Registration form (for non-speakers only):
Registration for non-speakers costs €20 per day payable at the registration desk on each morning of the conference. If you wish to attend the conference, please fill in this registration form and return it to Barbara Spadaro (b.spadaro@bristol.ac.uk) by Monday 10 October 2016.
The history of Italians and of Italian culture includes multiple experiences of mobility and transnationalism. Such experiences reflect the history of Italy as an ‘emigrant nation’ (Choate), an imperialist power, and a European country facing,from its Mediterranean location,the challenges of a transformingworld system. These histories of mass movements also represent millions of individual and collective trajectories, traced through micro-processes of cultural translation, acts of transmission, and memory mediation of subjects from a variety of national, linguistic and cultural backgrounds.
The conference aims to shed new light on the history of Italian cultural mobility. It will explore how the notion of ‘Italianness’ has been dynamically reformulated and performed by individual and collective subjects drawing from ideas of the nation state and its regimes of citizenship, from transcultural practices and transnational imaginaries. The conference aims to broaden the frame in which we read Italian history, memory and culture, considering the multiple levels of their negotiation, mediation and remediation. It aims to stress the fluid and relational nature of (Italian) culture and belonging, by investigating the events, media and memories through which they have been materialised, imagined and performed.
By encouraging contributions that investigate the many kinds of representation – visual, written, oral and digital – that have been produced by subjects whose everyday practice has been defined by linguistic and cultural translation, the conference aims to explore the experience of transcultural belonging.

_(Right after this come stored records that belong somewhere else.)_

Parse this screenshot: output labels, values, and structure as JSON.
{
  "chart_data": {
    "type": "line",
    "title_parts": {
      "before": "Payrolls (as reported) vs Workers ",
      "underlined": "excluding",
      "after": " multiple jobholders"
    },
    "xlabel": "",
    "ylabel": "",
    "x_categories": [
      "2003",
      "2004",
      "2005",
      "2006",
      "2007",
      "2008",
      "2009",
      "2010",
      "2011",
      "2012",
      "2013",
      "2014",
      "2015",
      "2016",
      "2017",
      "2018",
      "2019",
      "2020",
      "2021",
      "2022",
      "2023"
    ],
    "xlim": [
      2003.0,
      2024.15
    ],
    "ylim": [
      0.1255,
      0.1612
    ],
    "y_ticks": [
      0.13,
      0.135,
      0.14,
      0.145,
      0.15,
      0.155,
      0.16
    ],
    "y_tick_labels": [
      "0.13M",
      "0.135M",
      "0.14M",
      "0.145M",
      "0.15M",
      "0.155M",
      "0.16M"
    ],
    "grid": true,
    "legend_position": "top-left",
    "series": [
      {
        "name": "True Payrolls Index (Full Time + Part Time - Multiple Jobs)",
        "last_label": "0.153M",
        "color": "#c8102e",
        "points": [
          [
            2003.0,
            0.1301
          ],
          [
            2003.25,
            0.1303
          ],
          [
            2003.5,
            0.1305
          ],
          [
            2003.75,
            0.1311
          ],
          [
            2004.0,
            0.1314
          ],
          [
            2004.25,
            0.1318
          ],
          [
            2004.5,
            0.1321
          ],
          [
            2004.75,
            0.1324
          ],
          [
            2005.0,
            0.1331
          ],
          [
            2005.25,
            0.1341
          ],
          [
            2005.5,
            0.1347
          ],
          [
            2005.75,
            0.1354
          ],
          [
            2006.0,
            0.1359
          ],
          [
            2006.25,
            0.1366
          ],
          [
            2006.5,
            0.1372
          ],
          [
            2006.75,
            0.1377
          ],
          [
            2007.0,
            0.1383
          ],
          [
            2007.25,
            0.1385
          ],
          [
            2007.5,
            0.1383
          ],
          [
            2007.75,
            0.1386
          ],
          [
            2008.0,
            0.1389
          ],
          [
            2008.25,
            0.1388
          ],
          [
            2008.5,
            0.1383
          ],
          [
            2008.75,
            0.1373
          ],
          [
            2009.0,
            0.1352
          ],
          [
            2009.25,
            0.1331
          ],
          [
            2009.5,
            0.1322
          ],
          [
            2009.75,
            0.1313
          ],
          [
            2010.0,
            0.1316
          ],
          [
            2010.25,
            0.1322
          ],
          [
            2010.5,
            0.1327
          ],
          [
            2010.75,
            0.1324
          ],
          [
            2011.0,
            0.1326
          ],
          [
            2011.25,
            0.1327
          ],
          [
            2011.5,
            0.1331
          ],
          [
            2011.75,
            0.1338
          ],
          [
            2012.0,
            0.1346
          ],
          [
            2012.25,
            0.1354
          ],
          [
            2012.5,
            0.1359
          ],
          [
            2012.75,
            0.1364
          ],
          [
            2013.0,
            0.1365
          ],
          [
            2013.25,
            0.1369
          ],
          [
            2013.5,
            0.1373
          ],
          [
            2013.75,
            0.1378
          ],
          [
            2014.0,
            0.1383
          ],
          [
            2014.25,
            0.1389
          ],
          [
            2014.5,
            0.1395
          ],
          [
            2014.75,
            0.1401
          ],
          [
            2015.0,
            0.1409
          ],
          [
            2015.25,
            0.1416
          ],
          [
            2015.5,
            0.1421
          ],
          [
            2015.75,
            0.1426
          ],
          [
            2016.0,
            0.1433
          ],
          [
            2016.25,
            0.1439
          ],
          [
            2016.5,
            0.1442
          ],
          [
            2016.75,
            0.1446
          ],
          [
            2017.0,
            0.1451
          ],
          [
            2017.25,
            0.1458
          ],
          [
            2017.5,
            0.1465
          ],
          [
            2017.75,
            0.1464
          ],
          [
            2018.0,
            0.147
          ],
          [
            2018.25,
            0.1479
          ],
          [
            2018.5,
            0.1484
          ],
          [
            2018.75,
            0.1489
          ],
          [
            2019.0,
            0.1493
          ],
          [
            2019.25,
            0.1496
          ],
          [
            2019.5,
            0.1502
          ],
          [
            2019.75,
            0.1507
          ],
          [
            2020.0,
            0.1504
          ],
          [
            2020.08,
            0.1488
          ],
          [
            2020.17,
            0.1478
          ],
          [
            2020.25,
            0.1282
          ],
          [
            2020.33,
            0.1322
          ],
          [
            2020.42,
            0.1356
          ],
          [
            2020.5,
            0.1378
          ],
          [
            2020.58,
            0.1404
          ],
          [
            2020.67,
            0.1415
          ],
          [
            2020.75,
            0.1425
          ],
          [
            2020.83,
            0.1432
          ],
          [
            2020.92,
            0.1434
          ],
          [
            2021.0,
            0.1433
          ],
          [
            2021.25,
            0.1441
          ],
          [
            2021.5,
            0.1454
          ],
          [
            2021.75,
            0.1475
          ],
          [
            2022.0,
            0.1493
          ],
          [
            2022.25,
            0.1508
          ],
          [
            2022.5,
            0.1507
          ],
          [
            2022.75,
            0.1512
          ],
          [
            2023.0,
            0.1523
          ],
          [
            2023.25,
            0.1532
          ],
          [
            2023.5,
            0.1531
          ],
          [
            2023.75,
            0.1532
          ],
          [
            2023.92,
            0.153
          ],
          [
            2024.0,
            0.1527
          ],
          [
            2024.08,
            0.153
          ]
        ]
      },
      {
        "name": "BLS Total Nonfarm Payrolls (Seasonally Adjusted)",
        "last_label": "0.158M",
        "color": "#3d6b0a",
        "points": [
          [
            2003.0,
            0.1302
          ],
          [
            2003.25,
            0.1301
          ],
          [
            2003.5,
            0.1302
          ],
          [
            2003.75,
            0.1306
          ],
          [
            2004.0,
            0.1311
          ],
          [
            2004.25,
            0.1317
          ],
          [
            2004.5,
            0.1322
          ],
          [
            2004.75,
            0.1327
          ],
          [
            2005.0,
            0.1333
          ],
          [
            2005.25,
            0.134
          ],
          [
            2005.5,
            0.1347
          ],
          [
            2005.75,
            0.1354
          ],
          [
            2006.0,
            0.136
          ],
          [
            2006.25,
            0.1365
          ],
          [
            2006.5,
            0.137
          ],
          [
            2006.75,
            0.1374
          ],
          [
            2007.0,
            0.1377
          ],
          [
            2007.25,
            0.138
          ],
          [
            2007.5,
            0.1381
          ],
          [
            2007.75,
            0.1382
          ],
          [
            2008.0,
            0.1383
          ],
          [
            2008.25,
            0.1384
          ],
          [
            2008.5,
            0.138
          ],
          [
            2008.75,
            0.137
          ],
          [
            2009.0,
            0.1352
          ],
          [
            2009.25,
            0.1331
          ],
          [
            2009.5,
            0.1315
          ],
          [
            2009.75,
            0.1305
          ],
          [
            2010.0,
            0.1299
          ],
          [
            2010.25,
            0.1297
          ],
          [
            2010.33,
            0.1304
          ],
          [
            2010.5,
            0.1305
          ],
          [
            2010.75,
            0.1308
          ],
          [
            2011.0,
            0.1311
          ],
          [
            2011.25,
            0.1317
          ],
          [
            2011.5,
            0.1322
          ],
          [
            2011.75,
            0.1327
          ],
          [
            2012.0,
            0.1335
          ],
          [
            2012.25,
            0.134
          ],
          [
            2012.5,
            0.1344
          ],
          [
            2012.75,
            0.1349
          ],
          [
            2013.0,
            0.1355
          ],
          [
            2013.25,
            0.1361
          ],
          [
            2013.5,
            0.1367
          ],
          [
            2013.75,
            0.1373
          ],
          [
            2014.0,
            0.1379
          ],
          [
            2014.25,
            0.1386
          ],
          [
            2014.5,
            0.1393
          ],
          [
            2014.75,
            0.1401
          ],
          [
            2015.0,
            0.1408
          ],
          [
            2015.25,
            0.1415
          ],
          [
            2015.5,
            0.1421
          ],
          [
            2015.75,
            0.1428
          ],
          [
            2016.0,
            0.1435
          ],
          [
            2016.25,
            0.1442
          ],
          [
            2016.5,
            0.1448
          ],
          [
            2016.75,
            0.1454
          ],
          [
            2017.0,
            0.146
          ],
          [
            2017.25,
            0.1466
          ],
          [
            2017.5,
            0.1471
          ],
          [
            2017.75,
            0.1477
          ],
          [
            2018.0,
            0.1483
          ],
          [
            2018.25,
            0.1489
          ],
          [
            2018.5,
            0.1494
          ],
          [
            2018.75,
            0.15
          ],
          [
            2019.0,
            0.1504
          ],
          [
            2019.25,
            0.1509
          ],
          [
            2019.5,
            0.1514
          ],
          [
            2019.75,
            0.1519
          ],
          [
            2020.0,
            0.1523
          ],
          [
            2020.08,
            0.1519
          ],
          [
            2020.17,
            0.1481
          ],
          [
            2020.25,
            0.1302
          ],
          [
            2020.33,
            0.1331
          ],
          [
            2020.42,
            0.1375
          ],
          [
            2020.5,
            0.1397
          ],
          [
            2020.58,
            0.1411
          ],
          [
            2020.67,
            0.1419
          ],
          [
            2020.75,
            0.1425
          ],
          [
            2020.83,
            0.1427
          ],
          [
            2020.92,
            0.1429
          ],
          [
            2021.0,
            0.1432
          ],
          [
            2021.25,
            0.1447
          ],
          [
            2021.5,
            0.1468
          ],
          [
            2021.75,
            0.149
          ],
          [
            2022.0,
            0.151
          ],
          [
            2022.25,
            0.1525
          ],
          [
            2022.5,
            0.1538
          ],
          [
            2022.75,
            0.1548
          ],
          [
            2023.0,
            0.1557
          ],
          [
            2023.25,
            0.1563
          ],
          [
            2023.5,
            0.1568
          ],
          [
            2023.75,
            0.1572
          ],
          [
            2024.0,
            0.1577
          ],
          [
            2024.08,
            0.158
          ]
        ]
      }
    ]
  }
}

Concentrating on a specific narrative, theme, or representative strategy of ‘Italianness’, papers will investigate the way in which human beings make sense of their experiences, and how notions of memory and cultural belonging are shaped by the movement across linguistic, social and cultural boundaries.
I hope at some point this exciting project will be able to address the role transnational exchanges have played in the development of contemporary queer Italian culture, from Filippo de Pisis’s years in Paris to Giovanni Comisso’s (admittedly orientalist) fantasies of Africa to Corrado Cagli’s time spent in NYC working for City Ballet, for example. (Sorry the examples are all male, but they are the ones I know!)
A useful addition could have been perspectives and cultural/linguistic negotiation across the generations in Italian communities abroad.